Die von Sheryl angekündigte Überraschung war die Mahlzeit selbst. Während alle vier ihre Getränke selbst gewählt hatten, hatte Sheryl darauf bestanden, das Essen auszusuchen. Sie hatte auf ‚Rodizio‘ gesetzt. Es war ein wirklicher Höhepunkt, als der Kellner mit dem armlangen Spieß an die Tische kam und den Gästen davon gegrillte Fleischstücke auf den Teller abstreifte. Er kam häufig, hatte beinahe jedes Mal anderes Fleisch oder Wurststücke auf seinem Spieß aufgereiht. Die Gäste mussten bei diesem ‚All-you-can-eat‘ nicht einmal aufstehen.
Irgendwann waren Sheryl und ihre Freundinnen satt. Sie hatten, inspiriert durch ihre Aperitifs und durch eine Reihe von Cocktails nach dem Essen mehrmals auf das ‚Du‘ angestoßen, wobei sich Dagmar den Kalauer ‚You may say you to me.‘ nicht hatte verkneifen können.
Sheryl drehte das Handgelenk, schaute auf ihre Armbanduhr. Es war Zeit aufzubrechen. Maude hatte schon einige Male gegähnt, und Dagmar war zweimal auf ihrem Stuhl zusammengeknickt. Die Zeche zahlten die vier zu gleichen Teilen.
Es war ein gelungener Abend gewesen. Mit hochgeschlagenem Jackenkragen und mit ihrer inneren Wärme spürten sie die Nachtkälte nicht, als sie über den Parkplatz zum Auto schlenderten.

Die Heimfahrt bescherte bis Dietersheim keine Schwierigkeit.
Sie hatten Maude auf einem kleinen Umweg zur S-Bahnstation dort abgesetzt und gewartet, bis sie nach wenigen Minuten stadteinwärts in die letzte Bahn einsteigen konnte. Ihren Weg hatten sie auf der B471 fortgesetzt, hatten nach den langen Geraden auch Hochbrück hinter sich gelassen und waren nach dem Überqueren der Autobahn A9 links auf die Münchner Straße abgebogen, die in Garching ihren Namen streckenweise in Freisinger Landstraße und danach in Hauptstraße änderte, bevor sie ab Dietersheim wieder Münchner Straße hieß.
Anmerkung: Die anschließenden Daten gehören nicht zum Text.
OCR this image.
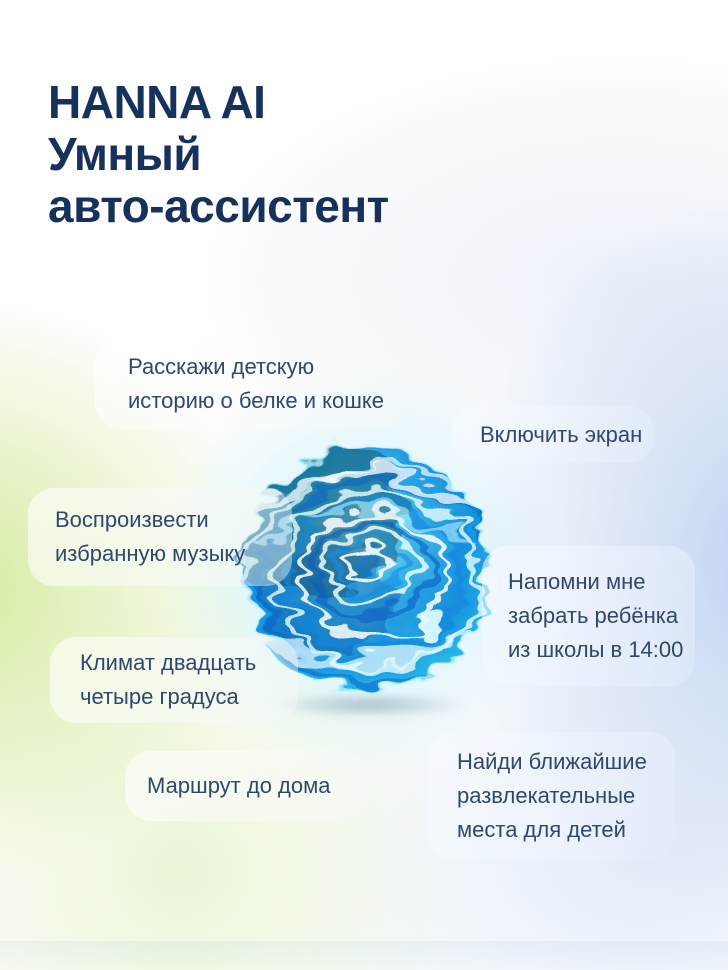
HANNA AI
Умный
авто-ассистент
Расскажи детскую
историю о белке и кошке
Включить экран
Воспроизвести
избранную музыку
Напомни мне
забрать ребёнка
из школы в 14:00
Климат двадцать
четыре градуса
Маршрут до дома
Найди ближайшие
развлекательные
места для детей
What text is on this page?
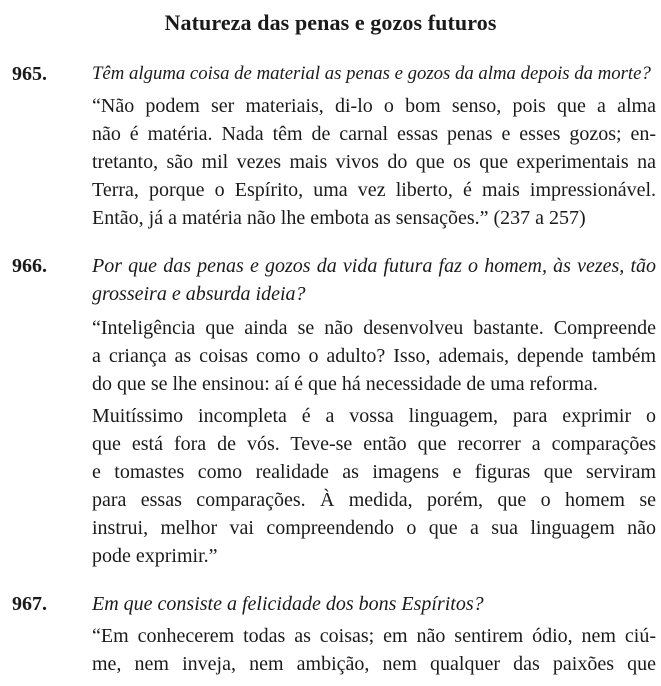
Natureza das penas e gozos futuros
965. Têm alguma coisa de material as penas e gozos da alma depois da morte?
“Não podem ser materiais, di-lo o bom senso, pois que a alma
não é matéria. Nada têm de carnal essas penas e esses gozos; en-
tretanto, são mil vezes mais vivos do que os que experimentais na
Terra, porque o Espírito, uma vez liberto, é mais impressionável.
Então, já a matéria não lhe embota as sensações.” (237 a 257)
966. Por que das penas e gozos da vida futura faz o homem, às vezes, tão
grosseira e absurda ideia?
“Inteligência que ainda se não desenvolveu bastante. Compreende
a criança as coisas como o adulto? Isso, ademais, depende também
do que se lhe ensinou: aí é que há necessidade de uma reforma.
Muitíssimo incompleta é a vossa linguagem, para exprimir o
que está fora de vós. Teve-se então que recorrer a comparações
e tomastes como realidade as imagens e figuras que serviram
para essas comparações. À medida, porém, que o homem se
instrui, melhor vai compreendendo o que a sua linguagem não
pode exprimir.”
967. Em que consiste a felicidade dos bons Espíritos?
“Em conhecerem todas as coisas; em não sentirem ódio, nem ciú-
me, nem inveja, nem ambição, nem qualquer das paixões que
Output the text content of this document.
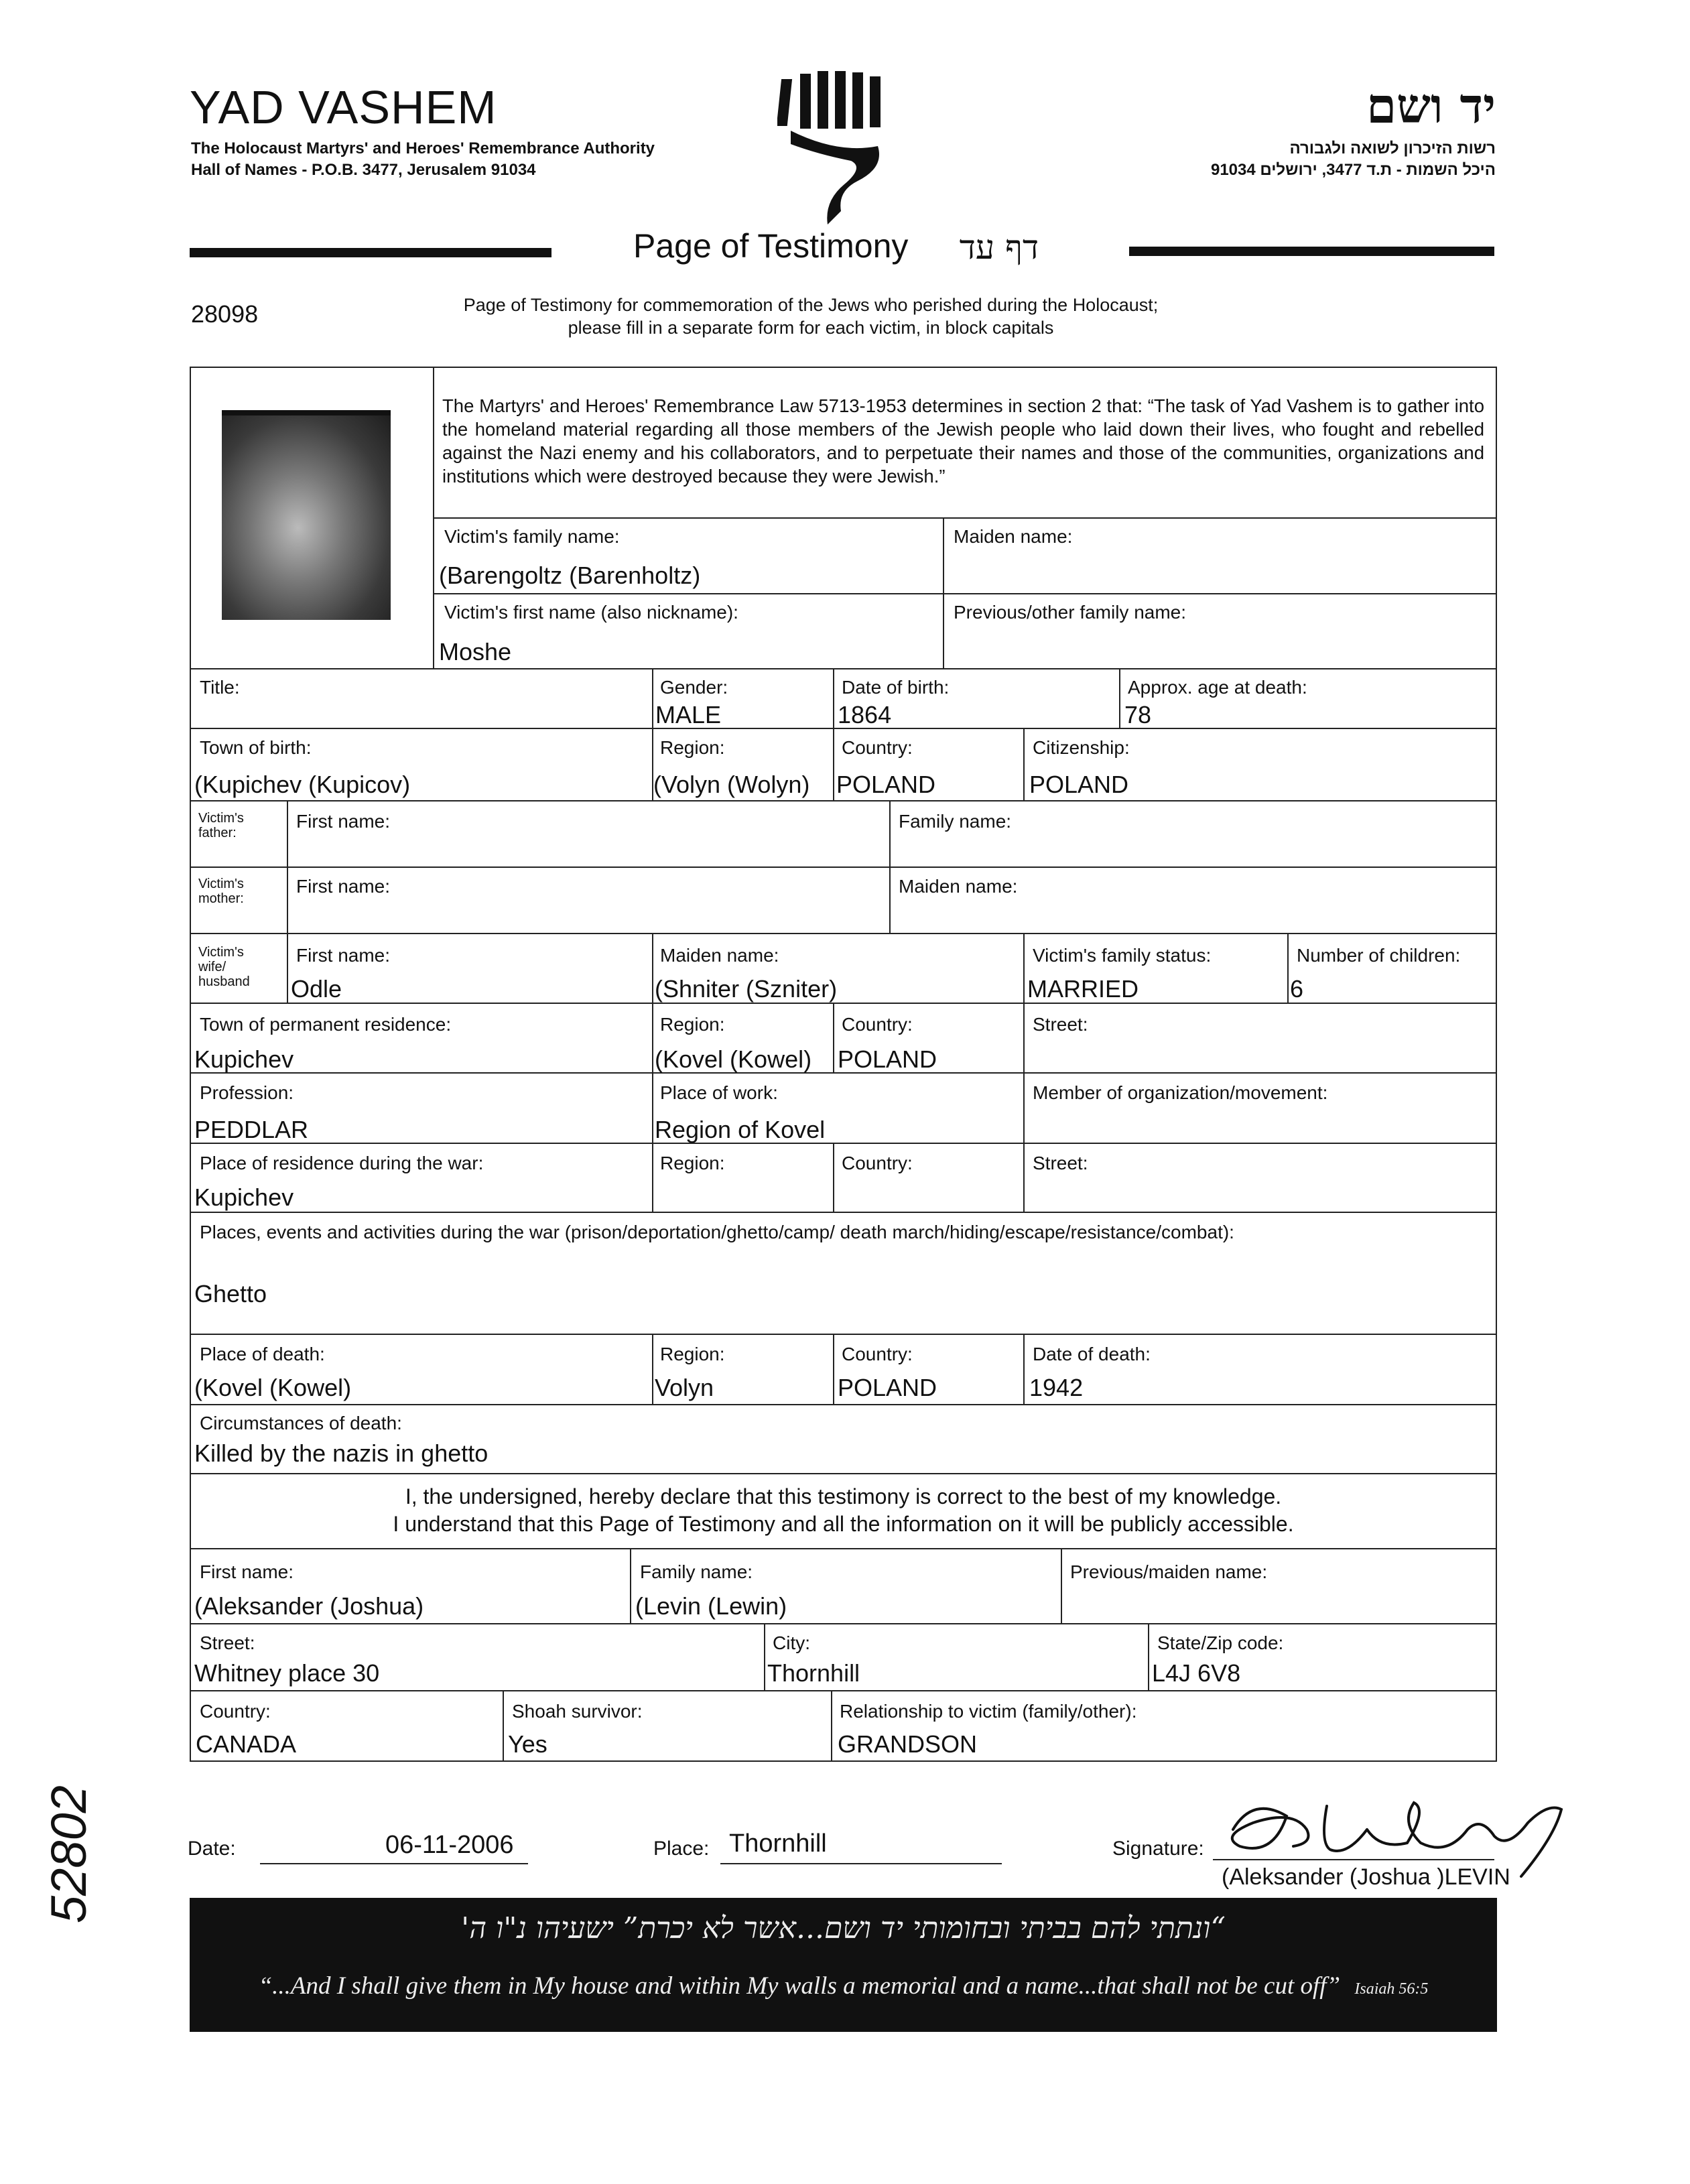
YAD VASHEM
The Holocaust Martyrs' and Heroes' Remembrance Authority
Hall of Names - P.O.B. 3477, Jerusalem 91034
יד ושם
רשות הזיכרון לשואה ולגבורה
היכל השמות - ת.ד 3477, ירושלים 91034
Page of Testimony דף עד
28098	Page of Testimony for commemoration of the Jews who perished during the Holocaust;
please fill in a separate form for each victim, in block capitals
The Martyrs' and Heroes' Remembrance Law 5713-1953 determines in section 2 that: “The task of Yad Vashem is to gather into the homeland material regarding all those members of the Jewish people who laid down their lives, who fought and rebelled against the Nazi enemy and his collaborators, and to perpetuate their names and those of the communities, organizations and institutions which were destroyed because they were Jewish.”
Victim's family name:
(Barengoltz (Barenholtz)
Maiden name:
Victim's first name (also nickname):
Moshe
Previous/other family name:
Title:	Gender:
MALE
Date of birth:
1864
Approx. age at death:
78
Town of birth:
(Kupichev (Kupicov)
Region:
(Volyn (Wolyn)
Country:
POLAND
Citizenship:
POLAND
Victim's father:
First name:	Family name:
Victim's mother:
First name:	Maiden name:
Victim's wife/ husband
First name:
Odle
Maiden name:
(Shniter (Szniter)
Victim's family status:
MARRIED
Number of children:
6
Town of permanent residence:
Kupichev
Region:
(Kovel (Kowel)
Country:
POLAND
Street:
Profession:
PEDDLAR
Place of work:
Region of Kovel
Member of organization/movement:
Place of residence during the war:
Kupichev
Region:	Country:	Street:
Places, events and activities during the war (prison/deportation/ghetto/camp/ death march/hiding/escape/resistance/combat):
Ghetto
Place of death:
(Kovel (Kowel)
Region:
Volyn
Country:
POLAND
Date of death:
1942
Circumstances of death:
Killed by the nazis in ghetto
I, the undersigned, hereby declare that this testimony is correct to the best of my knowledge.
I understand that this Page of Testimony and all the information on it will be publicly accessible.
First name:
(Aleksander (Joshua)
Family name:
(Levin (Lewin)
Previous/maiden name:
Street:
Whitney place 30
City:
Thornhill
State/Zip code:
L4J 6V8
Country:
CANADA
Shoah survivor:
Yes
Relationship to victim (family/other):
GRANDSON
Date:	06-11-2006	Place: Thornhill	Signature:
(Aleksander (Joshua )LEVIN
52802
“ונתתי להם בביתי ובחומותי יד ושם...אשר לא יכרת” ישעיהו נ"ו ה'
“...And I shall give them in My house and within My walls a memorial and a name...that shall not be cut off” Isaiah 56:5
Genau hier stand der blau-silberne Audi A4. Als Sheryls matt-roter Volvo in Sicht kam, trat einer der beiden Polizisten in die Fahrbahnmitte und dirigierte mit seiner mit rot leuchtenden LEDs bestückten Kelle das nunmehr im Schritttempo fahrende Fahrzeug auf den kleinen Platz am Straßenrand und gab Handzeichen zum Anhalten.
Sheryl musste schmunzeln, als er seine rechte Hand vor dem Körper im Kreis bewegte. Auch ihr schon betagter Volvo hatte keine altmodische Fensterkurbel mehr! Deshalb kicherte sie, während sie den elektrischen Fensterheber betätigte.
Der junge Polizist legte zum Gruß die Hand an die Mütze und beugte sich zum offenen Wagenfenster herab. Er tat Sheryl Leid, als er so im Nieselregen stand und schnüffelte. Dass er den Alkoholdunst einsog und nicht etwa mit einer Erkältung zu ringen hatte, entging ihr.
Sheryl konzentrierte sich, wollte besonders nett und höflich sein, kramte ihr bestes Deutsch hervor.
„Gu-ten Abend, Herr Wacht-meister.“
Dass Mitternacht gerade vorüber war, hatte sie noch nicht registriert.
Der Polizist lächelte säuerlich. Für seine nächtliche Verkehrskontrolle bei dem vorhersehbar ungemütlichen Wetter hatte er sich nicht freiwillig gemeldet.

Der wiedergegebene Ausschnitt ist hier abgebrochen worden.